Comprehensive characterization of neutrophil genome topology

Abstract

Neutrophils are responsible for the first line of defense against invading pathogens. Their nuclei are uniquely structured as multiple lobes that establish a highly constrained nuclear environment. Here we found that neutrophil differentiation was not associated with large-scale changes in the number and sizes of topologically associating domains (TADs). However, neutrophil genomes were enriched for long-range genomic interactions that spanned multiple TADs. Population-based simulation of spherical and toroid genomes revealed declining radii of gyration for neutrophil chromosomes. We found that neutrophil genomes were highly enriched for heterochromatic genomic interactions across vast genomic distances, a process named supercontraction. Supercontraction involved genomic regions located in the heterochromatic compartment in both progenitors and neutrophils or genomic regions that switched from the euchromatic to the heterochromatic compartment during neutrophil differentiation. Supercontraction was accompanied by the repositioning of centromeres, pericentromeres, and long interspersed nuclear elements (LINEs) to the neutrophil nuclear lamina.
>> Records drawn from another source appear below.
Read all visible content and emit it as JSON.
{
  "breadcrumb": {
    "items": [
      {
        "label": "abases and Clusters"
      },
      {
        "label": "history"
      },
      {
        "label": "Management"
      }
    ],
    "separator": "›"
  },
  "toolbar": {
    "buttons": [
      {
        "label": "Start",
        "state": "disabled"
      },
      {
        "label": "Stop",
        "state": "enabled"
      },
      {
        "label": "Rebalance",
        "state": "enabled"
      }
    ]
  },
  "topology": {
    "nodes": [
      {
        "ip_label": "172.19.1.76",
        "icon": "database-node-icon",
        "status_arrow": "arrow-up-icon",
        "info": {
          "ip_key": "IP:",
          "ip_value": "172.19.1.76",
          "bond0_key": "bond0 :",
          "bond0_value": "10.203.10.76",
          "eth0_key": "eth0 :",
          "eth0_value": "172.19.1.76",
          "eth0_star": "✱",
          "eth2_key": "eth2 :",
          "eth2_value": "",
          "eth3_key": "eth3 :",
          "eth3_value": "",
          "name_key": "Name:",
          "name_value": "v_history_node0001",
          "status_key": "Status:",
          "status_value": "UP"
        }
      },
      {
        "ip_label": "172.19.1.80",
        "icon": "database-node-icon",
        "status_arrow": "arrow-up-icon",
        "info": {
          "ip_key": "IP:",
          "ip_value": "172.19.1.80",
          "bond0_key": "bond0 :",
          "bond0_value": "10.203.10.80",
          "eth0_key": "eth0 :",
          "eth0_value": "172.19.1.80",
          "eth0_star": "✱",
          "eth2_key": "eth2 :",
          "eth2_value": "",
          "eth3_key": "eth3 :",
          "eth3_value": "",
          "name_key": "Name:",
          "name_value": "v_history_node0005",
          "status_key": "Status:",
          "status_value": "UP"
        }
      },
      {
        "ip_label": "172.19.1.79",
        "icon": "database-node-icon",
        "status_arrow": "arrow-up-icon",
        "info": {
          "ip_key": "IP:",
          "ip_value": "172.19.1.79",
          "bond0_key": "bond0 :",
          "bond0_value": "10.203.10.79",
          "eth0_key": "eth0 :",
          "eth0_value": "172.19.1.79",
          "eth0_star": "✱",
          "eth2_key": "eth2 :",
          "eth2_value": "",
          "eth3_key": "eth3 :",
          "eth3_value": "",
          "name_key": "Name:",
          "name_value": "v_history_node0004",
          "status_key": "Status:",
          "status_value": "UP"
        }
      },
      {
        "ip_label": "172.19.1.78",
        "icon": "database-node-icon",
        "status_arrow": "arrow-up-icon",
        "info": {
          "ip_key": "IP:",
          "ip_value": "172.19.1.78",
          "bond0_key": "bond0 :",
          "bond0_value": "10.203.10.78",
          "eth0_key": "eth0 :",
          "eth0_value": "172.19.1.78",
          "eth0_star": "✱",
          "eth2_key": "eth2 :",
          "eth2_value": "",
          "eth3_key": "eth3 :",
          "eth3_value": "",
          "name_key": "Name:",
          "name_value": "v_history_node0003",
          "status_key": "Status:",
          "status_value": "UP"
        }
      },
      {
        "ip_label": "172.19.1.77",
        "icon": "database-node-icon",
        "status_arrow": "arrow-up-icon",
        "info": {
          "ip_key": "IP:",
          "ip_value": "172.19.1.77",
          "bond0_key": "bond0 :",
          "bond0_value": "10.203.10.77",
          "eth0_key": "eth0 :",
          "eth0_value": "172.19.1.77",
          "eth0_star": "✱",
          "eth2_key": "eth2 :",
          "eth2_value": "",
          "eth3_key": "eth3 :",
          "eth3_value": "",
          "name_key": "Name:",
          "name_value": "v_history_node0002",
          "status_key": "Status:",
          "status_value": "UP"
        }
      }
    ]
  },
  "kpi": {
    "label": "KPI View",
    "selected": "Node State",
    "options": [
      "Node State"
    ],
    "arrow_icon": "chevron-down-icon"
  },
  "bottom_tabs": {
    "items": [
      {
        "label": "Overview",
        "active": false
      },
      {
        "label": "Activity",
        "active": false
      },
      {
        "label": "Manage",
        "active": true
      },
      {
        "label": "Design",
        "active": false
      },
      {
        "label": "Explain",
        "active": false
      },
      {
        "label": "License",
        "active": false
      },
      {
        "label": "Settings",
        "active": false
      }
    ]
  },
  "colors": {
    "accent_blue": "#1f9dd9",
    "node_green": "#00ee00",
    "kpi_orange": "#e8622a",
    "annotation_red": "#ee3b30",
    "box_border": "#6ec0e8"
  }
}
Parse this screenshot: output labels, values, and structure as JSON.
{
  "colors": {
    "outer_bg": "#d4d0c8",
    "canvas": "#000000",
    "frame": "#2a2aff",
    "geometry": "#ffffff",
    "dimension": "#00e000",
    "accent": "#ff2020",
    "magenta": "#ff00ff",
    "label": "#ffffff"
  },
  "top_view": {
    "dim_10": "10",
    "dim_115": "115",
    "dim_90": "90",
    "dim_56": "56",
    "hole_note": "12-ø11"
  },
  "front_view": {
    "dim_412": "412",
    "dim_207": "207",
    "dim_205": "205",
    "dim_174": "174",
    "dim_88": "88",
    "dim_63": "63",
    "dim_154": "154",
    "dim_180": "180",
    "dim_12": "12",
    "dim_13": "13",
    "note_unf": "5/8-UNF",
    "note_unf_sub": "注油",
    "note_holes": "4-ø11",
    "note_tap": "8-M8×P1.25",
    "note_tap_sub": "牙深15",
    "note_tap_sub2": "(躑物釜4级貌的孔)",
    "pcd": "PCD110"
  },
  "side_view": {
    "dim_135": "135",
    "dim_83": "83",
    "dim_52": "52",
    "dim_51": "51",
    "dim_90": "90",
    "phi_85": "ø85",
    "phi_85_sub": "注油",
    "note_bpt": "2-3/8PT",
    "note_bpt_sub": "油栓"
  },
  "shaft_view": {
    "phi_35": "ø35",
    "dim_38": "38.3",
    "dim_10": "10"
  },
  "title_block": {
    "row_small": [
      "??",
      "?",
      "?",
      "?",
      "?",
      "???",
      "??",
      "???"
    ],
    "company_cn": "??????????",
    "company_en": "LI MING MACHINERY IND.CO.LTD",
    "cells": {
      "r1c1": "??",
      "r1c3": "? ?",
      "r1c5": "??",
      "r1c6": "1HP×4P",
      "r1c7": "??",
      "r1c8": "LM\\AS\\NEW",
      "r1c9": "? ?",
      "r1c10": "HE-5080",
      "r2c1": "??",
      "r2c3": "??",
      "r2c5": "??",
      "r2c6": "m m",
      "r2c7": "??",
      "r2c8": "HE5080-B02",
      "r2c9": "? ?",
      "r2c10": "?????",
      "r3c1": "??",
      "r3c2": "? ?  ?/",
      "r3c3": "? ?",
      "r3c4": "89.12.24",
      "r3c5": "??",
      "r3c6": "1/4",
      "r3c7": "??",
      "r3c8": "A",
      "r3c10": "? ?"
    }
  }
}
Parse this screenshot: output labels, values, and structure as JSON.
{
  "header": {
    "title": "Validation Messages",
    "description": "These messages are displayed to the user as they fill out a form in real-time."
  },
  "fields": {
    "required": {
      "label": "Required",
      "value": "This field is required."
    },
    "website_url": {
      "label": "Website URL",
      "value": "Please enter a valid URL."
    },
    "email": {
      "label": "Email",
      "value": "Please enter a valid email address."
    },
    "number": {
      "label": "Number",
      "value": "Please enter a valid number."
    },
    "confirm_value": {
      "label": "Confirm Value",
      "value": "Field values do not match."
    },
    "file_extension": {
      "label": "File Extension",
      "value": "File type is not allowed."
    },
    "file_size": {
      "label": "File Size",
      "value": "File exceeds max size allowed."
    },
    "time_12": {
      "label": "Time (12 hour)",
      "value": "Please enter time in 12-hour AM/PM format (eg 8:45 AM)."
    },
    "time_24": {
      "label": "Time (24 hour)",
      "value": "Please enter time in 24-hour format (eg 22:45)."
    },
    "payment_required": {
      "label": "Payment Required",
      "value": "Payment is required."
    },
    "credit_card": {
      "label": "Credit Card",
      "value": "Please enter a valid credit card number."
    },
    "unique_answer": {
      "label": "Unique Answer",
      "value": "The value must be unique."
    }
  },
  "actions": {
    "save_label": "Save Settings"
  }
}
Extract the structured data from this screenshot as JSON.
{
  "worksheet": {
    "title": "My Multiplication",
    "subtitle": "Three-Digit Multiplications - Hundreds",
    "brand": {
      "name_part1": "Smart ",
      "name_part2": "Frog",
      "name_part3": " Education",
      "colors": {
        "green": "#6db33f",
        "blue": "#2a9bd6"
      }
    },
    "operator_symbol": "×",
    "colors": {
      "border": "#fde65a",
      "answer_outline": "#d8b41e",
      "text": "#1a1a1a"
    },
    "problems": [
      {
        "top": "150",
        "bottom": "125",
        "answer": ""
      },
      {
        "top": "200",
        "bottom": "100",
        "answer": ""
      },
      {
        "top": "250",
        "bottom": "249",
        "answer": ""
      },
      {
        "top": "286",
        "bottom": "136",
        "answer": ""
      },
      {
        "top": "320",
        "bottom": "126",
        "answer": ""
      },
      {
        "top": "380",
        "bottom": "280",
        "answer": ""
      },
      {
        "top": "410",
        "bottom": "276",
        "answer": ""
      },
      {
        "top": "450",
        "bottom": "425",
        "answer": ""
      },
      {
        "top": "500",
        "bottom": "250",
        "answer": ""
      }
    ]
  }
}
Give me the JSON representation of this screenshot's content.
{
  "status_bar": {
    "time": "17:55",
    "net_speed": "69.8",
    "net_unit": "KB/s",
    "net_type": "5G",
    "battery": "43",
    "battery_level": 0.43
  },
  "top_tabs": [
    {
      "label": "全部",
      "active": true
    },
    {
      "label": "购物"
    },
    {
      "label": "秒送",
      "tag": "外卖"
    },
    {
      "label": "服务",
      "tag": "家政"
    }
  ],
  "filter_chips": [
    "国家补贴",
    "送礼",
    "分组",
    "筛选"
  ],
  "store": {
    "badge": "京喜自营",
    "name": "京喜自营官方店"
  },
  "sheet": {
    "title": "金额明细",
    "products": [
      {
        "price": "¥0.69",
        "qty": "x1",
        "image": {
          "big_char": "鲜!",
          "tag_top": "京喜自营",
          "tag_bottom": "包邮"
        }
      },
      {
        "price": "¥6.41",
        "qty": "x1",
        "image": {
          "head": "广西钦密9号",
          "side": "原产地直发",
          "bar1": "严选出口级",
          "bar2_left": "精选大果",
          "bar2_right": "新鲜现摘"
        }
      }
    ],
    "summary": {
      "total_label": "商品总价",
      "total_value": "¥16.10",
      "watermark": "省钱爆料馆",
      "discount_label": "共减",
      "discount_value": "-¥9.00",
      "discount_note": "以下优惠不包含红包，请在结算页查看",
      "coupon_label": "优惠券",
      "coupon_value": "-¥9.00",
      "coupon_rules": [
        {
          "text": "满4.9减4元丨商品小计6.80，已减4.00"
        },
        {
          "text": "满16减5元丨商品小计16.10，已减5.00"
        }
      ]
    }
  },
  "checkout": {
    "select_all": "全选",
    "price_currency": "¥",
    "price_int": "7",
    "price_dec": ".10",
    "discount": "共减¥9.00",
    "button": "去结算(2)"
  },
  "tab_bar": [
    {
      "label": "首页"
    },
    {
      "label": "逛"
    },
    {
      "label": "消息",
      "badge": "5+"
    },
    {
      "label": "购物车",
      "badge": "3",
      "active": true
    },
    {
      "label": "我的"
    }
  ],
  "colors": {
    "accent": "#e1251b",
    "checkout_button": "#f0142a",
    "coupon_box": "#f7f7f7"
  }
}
We found that Lamin B receptor expression was required to attach centromeric and pericentromeric repeats but not LINE-1 elements to the lamina. Differentiating neutrophils also repositioned ribosomal DNA and mininucleoli to the lamina-a process that was closely associated with sharply reduced ribosomal RNA expression. We propose that large-scale chromatin reorganization involving supercontraction and recruitment of heterochromatin and nucleoli to the nuclear lamina facilitates the folding of the neutrophil genome into a confined geometry imposed by a multilobed nuclear architecture.

Keywords: Lamin B receptor; genome topology; neutrophils; nucleoli; rDNA.

Figure 1.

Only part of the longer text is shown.